Кэрролл Льюис. Алиса в Зазеркалье[6]

Мама рассказывала: маленькой девочкой, еще до того, как их дом в Лондоне разбомбили, она часто по ночам покидала постель и открывала дверь из детской на черную лестницу, которая вела на кухню. Спускалась на цыпочках, дабы убедиться, что дверь на кухню заперта и слуг нигде нет. Потом, расправив белую ночную рубашку, потихоньку приподнималась над полом и летала взад и вперед по коридору. Она знала, что это не сон, — просыпаясь по утрам после полетов, видела, что кончики пальцев, которыми она касалась потолка, были в пыли[7].

Моя мать была «спрятанным» ребенком. Она, как и многие английские дети того времени из высшего общества и граничащих с ним средних слоев, росла в детской под присмотром прислуги. Ребенком я то и дело слушала мрачные рассказы о жизни в детской. Единственным светлым воспоминанием была добрая гувернантка, нянечка Рид, ненадолго задержавшаяся в доме: она брала маленькую Клэр с собой, когда навещала свою семью. Нормой скорее были такие, как пришедшая на смену нянечке Рид швейцарская немка, которая, среди прочих своих очаровательных привычек, имела обыкновение после обеда усаживать Клэр на горшок и не отпускать, пока та не «сделает свое дело», или до ужина, что случалось чаще. Я также узнала, что маму отправили в монастырскую школу, едва ей исполнилось пять лет, и монахини заставляли ее, кроху, мыться, завернувшись в простыню, чтобы не прогневить Господа наготой. Ребенком, сидя в ванне, я часто думала, как ужасно чувствовать на себе мокрую простыню: ты путаешься в ней и неудержимо скользишь к сливу. Когда я, обстрекавшись сумахом, попала в больницу, мама рассказала мне, что в монастыре с ней случилось то же самое, и монахини — через простыню, разумеется, — терли ее щетками с головы до ног, не жалея щелоку, сдирая жгучую сыпь.
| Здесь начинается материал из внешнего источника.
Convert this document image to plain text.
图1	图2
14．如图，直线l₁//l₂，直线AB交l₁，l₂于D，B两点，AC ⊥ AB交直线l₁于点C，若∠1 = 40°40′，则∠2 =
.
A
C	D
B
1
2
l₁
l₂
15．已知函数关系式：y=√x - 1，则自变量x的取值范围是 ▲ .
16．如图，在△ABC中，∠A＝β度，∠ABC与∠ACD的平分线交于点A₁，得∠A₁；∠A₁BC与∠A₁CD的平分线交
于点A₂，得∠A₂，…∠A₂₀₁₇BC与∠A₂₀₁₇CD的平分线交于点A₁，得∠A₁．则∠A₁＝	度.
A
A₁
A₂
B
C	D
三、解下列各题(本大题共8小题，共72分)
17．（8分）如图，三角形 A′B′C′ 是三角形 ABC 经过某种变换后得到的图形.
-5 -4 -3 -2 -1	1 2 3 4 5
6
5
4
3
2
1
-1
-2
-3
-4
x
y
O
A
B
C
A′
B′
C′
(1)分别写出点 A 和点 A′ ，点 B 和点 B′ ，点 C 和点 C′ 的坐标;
Одного я не могу понять: зачем ее туда отправили. Когда я была маленькая, то не задавалась этим вопросом, предполагая, что всякие каверзы просто обрушиваются на детей, и это столь же непреложно, как катехизис. Но сейчас мне, взрослой, это показалось бессмыслицей, и я спросила у матери, в чем было дело. И та ответила, что тогда, осенью 1939 года, над жизнями большинства Лондонцев грозной тенью нависала война. Когда немцы начали «блицкриг» в Европе, люди, у которых были средами и «хоть крупица здравого смысла», говорила мать, забирали свои семьи из Лондона и уезжали к друзьям или родственникам в деревню. У Дугласов были и родственники в деревне, и деньги; тем не менее Клэр и ее брата Гэвина засунули в поезд, одних, без сопровождения, «вместе со всеми этими бедными детишками», и эвакуировали в монастырь Сент-Леонардс-он-си. Сент-Леонардс был до крайности неудачно расположен, прямо напротив Дюнкерка, и вскоре всех детей снова эвакуировали, на этот раз в глубь острова, в аналогичный монастырь: мама помнит только, что он был похож на целый город из красного кирпича. Ей было пять лет.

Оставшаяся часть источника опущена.